Señaló que en el marco del automovilismo deportivo “se observan, por un lado, una amplia demanda de prostitución, abastecida “por organizaciones criminales” apoyadas en “estructuras legales” para “invisibilizar su accionar”. Todo ocurría tanto “en el ámbito del público, como de corredores, empresarios y organizadores, y durante los días que durara el evento.
En base a las pruebas colectadas (tareas de campo, intervenciones telefónicas y entrevistas) el fiscal requirió ante el juez federal Nº 6 Daniel Rafecas, que Karina J. y Raúl R. sean enviados a juicio oral como coautores del delito de trata de personas con fines de explotación sexual, que incluye el ofrecimiento, captación, traslado y acogimiento de las víctimas.
Esa conducta es agravada por “haber sido realizada por una organización de tres personas, por la existencia de más de tres víctimas, porque la explotadora y explotadores utilizaron engaños y abusaron de la vulnerabilidad de las víctimas, y por la consumación de la explotación”. El chofer fue acusado por los mismos delitos, pero como partícipe necesario.
Combo para empresarios
Los imputados cumpliendo diferentes roles, se involucraron, desde agosto de 2018 y hasta el 17 de noviembre de 2019, en el funcionamiento de la agencia de modelos que aparentaba de ser una empresa de promotoras en eventos automovilísticos, y se dedicaba a la trata de personas con fines de explotación sexual.
Para la Fiscalía, las víctimas eran seleccionadas por su situación de vulnerabilidad. En algunos casos eran amenazadas para ejercer la prostitución bajo control y dirección de sus explotadores, quienes además de una comisión sobre el valor de “los pases” (servicio sexual), recibían la ganancia por el posicionamiento de la agencia.
A las mujeres se las presionaba con la pérdida del empleo para que accedieran a mantener relaciones sexuales a cambio de dinero. J. la conminaba para que mantuvieran relaciones con empresarios, y lo cual le redituaba un posicionamiento de la agencia como “la mejor proveedora”.
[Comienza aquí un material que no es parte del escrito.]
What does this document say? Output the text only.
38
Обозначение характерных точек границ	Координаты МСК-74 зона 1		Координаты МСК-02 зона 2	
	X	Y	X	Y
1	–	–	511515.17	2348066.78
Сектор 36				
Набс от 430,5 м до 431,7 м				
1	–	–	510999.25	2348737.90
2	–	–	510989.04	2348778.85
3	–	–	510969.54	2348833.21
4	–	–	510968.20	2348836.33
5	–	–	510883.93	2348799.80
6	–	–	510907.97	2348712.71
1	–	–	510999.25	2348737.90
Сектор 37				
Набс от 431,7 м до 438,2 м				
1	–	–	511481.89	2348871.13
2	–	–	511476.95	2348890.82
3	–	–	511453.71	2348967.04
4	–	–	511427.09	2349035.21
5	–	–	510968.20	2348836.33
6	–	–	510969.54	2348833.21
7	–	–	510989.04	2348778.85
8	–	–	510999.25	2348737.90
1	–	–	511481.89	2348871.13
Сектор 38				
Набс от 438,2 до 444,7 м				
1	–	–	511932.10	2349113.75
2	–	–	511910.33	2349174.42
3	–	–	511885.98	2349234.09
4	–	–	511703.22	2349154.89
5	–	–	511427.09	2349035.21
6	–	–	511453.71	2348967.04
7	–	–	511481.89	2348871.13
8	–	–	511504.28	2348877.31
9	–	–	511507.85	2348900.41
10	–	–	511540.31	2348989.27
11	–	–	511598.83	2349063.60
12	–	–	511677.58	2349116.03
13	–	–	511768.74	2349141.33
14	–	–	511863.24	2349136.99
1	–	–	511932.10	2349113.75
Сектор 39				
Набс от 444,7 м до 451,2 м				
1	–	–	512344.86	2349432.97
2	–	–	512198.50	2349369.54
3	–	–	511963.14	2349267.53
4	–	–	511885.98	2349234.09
El proceso de selección estaba a cargo “Mamu” J. Exigía que fueran jóvenes, con determinado estándar de belleza, carentes de recursos económicos o con hijos menores a cargo. Es decir, rasgos de vulnerabilidad que eran aprovechados para coaccionarlas.
La que accedía era un “autito”, la que no, una “modelo”
Las que no accedían a prostituirse era castigadas, ya que no las convocaban a futuras carreras. Y se premiaba a quienes sí lo hacían, con tareas sencillas o mejor remuneradas, como por ejemplo “hacer cámara” (salir en TV).
A través de los testimonios se pudo determinar que J. hacía videollamadas con R. y filmaba de cuerpo entero a las mujeres, exhibiéndolas para que las conociera. Dentro de la organización, J. le presentaba a R. las que podían convertirse en “autitos”, es decir, sujetas a prostitución. Y a quienes se negaban se las citaba como “promotoras” o “modelos”.
El fiscal indicó que J. se ocupaba del traslado y acogimiento de las víctimas, que eran llevadas por el chofer F., a los autódromos o a hoteles. Luego eran ofrecidas a distintos clientes. En alguna oportunidad el propio empresario involucrado se ocupó de trasladarlas a distintas ciudades en su avión privado .
“La explotación sexual no se daba en un lugar fijo, sino a conveniencia de los clientes”, indicó el fiscal. Todo podía ocurrir en las inmediaciones del autódromo, en hoteles, y en ocasiones hasta en casas rodantes o motor home dentro del predio de los autódromos.